Im Anflug auf die deutsche Nationalmannschaft? Deniz Undav (liegend) bejubelt einen seiner 3 Treffer für den VfB Stuttgart beim 5:2 gegen RB Leipzig. Foto: Getty Images
2:5 beim VfB Stuttgart, 3. Niederlage im Jahr 2024 – RB Leipzig droht am Sonntag in der Bundesliga der Verlust des lukrativen 4. Champions-League-Platzes. Borussia Dortmund könnte die „roten Bullen“ bereits mit einem Remis gegen Bochum überholen. Der VfB Stuttgart meldete sich indes beeindruckend zurück.
Erinnern Sie sich noch an den 19. Dezember 2023? Da verabschiedete sich RBL-Idol Emil Forsberg mit einem 1:1 bei Werder Bremen aus der Bundesliga. Der Schwede, der Leipzig 2016 beim 2:0 gegen den Karlsruher SC in die Bundesliga schoss und einige Vereinsrekorde hält, wird zum Red-Bull-Ableger nach New York wechseln.

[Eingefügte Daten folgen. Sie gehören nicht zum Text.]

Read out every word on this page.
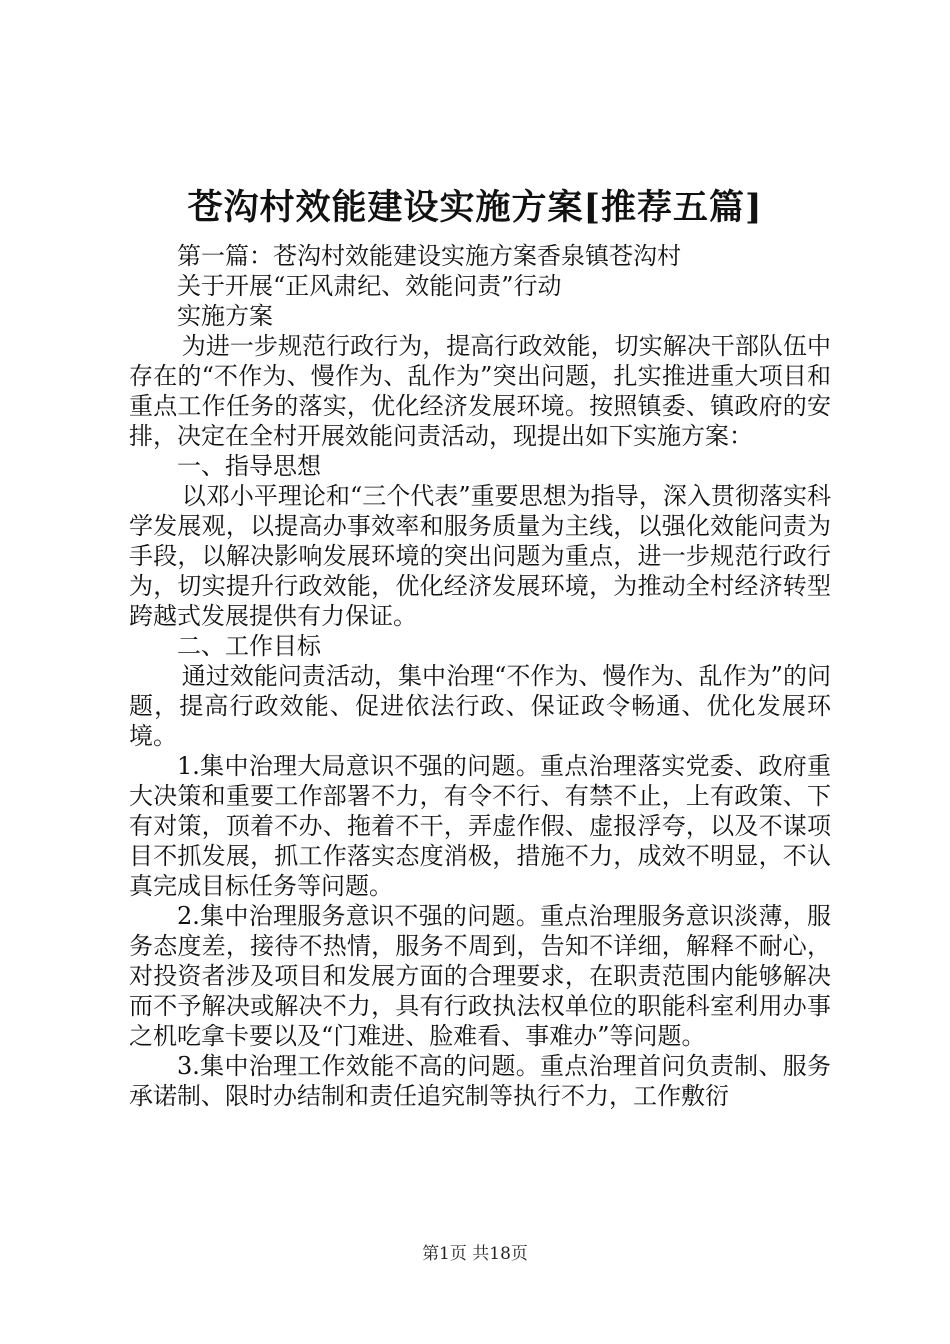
苍沟村效能建设实施方案[推荐五篇]

第一篇：苍沟村效能建设实施方案香泉镇苍沟村

关于开展“正风肃纪、效能问责”行动

实施方案

为进一步规范行政行为，提高行政效能，切实解决干部队伍中存在的“不作为、慢作为、乱作为”突出问题，扎实推进重大项目和重点工作任务的落实，优化经济发展环境。按照镇委、镇政府的安排，决定在全村开展效能问责活动，现提出如下实施方案：

一、指导思想

以邓小平理论和“三个代表”重要思想为指导，深入贯彻落实科学发展观，以提高办事效率和服务质量为主线，以强化效能问责为手段，以解决影响发展环境的突出问题为重点，进一步规范行政行为，切实提升行政效能，优化经济发展环境，为推动全村经济转型跨越式发展提供有力保证。

二、工作目标

通过效能问责活动，集中治理“不作为、慢作为、乱作为”的问题，提高行政效能、促进依法行政、保证政令畅通、优化发展环境。

1.集中治理大局意识不强的问题。重点治理落实党委、政府重大决策和重要工作部署不力，有令不行、有禁不止，上有政策、下有对策，顶着不办、拖着不干，弄虚作假、虚报浮夸，以及不谋项目不抓发展，抓工作落实态度消极，措施不力，成效不明显，不认真完成目标任务等问题。

2.集中治理服务意识不强的问题。重点治理服务意识淡薄，服务态度差，接待不热情，服务不周到，告知不详细，解释不耐心，对投资者涉及项目和发展方面的合理要求，在职责范围内能够解决而不予解决或解决不力，具有行政执法权单位的职能科室利用办事之机吃拿卡要以及“门难进、脸难看、事难办”等问题。

3.集中治理工作效能不高的问题。重点治理首问负责制、服务承诺制、限时办结制和责任追究制等执行不力，工作敷衍

第1页 共18页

Seit dem Forsberg-Abschied, und das klingt kurios, hat RB Leipzig keinen einzigen Bundesliga-Punkt mehr geholt. Oder anders: Ohne Emil keine Party!
„Die Roten Bullen“ kamen mit 2 Heim-Niederlagen gegen Eintracht Frankfurt (0:1) und Bayer Leverkusen (2:3) ins neue Jahr und verloren am Samstag mit 2:5 (1:2) in Stuttgart.
Sie kassierten dabei 9 Gegentore.
Ein anderer Emile in der Bundesliga war der Belgier Emile Mpenza. Der für Schalke 04 und den HSV stürmende WM-Teilnehmer von 1998 war bis zum Samstag der belgische Profi in der Bundesliga-Geschichte mit den meisten Toren in einer Saison.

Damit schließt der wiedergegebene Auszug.